Open source storage alternative
The alternative that Esri considered would have been a "daunting task," according to Mollenkopf. He said engineers could have enabled replication and DR on a piecemeal basis with Elasticsearch, Kafka and any other open source tools they use. The team also would have had to track the steady stream of updates and new versions to the open source software.
Mollenkopf said that without Portworx, Esri might have had to offer lower service levels or reduced guarantees against data loss -- a combination that would not sit well with the customers that Esri plans to target with the new ArcGIS Analytics for IoT service, including federal and local governments and agencies, telecom providers, and oil and gas companies.
Prior to the new Analytics for IoT, Esri offered a more traditional on-premises application that required customers to put together the necessary server and storage infrastructure to ensure reliability and high availability. Mollenkopf said many companies found that too hard or did not understand how to do it. But customers will now have the option to let Esri spin up a new Kubernetes cluster and take care of the resilience as part of the quality of service, he said.

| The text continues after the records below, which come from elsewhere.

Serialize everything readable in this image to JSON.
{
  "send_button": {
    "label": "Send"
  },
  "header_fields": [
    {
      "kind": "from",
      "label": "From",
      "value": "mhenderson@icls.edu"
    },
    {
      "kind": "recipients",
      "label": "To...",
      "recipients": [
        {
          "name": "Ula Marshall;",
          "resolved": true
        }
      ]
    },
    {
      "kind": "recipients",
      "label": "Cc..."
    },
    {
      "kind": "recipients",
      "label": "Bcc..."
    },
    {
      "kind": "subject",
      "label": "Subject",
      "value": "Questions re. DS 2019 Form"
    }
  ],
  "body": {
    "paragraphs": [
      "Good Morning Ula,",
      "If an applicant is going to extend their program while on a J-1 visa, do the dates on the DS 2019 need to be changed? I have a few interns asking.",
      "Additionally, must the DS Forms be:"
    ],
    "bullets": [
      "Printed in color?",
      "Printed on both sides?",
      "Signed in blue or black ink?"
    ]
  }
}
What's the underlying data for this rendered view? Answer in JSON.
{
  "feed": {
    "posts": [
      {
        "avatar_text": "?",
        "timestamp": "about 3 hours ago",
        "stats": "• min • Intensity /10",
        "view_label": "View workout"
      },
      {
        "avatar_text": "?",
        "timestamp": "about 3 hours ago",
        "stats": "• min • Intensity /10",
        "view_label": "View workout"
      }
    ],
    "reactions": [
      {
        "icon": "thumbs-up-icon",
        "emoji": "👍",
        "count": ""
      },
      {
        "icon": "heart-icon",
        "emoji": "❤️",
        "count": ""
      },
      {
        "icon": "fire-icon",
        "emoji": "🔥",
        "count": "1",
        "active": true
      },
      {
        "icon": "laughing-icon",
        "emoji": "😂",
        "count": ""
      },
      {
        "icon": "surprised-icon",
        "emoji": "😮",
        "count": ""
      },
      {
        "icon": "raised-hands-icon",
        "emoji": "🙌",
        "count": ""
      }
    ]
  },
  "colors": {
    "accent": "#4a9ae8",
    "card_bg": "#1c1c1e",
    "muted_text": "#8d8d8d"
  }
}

"We're basically licensing X number of nodes of Portworx, and then we cover the cost of that through the fees that we charge for our SaaS," Mollenkopf said.
IoT use case
The Esri service is designed to handle whatever velocities and volumes of data that the IoT sensors pull in. Mollenkopf said that Kubernetes will automatically scale the containers and nodes and Portworx Autopilot can dynamically resize the persistent volumes and add disks, without having to restart the containers. Esri uses open-source Stork software to orchestrate Kubernetes cluster and data backups to Azure Blob object storage on a periodic basis.
The IoT use case is becoming a popular one for Portworx. The startup's co-founder and CTO, Gou Rao, estimated that 25% of the company's 200 customers use Portworx Enterprise in connection with a container-based IoT application or service.
Portworx was the only storage player that Mollenkopf could find dedicated to container storage when the team did its analysis three years ago. He said Esri did initial ROI calculations but soon stopped after realizing Portworx was "such a no-brainer" in solving their problems with stateful workloads.
"Running stateful applications on Kubernetes remains a challenge today," Mollenkopf said. "So enabling Portworx on our Kubernetes clusters helps to ease the burden."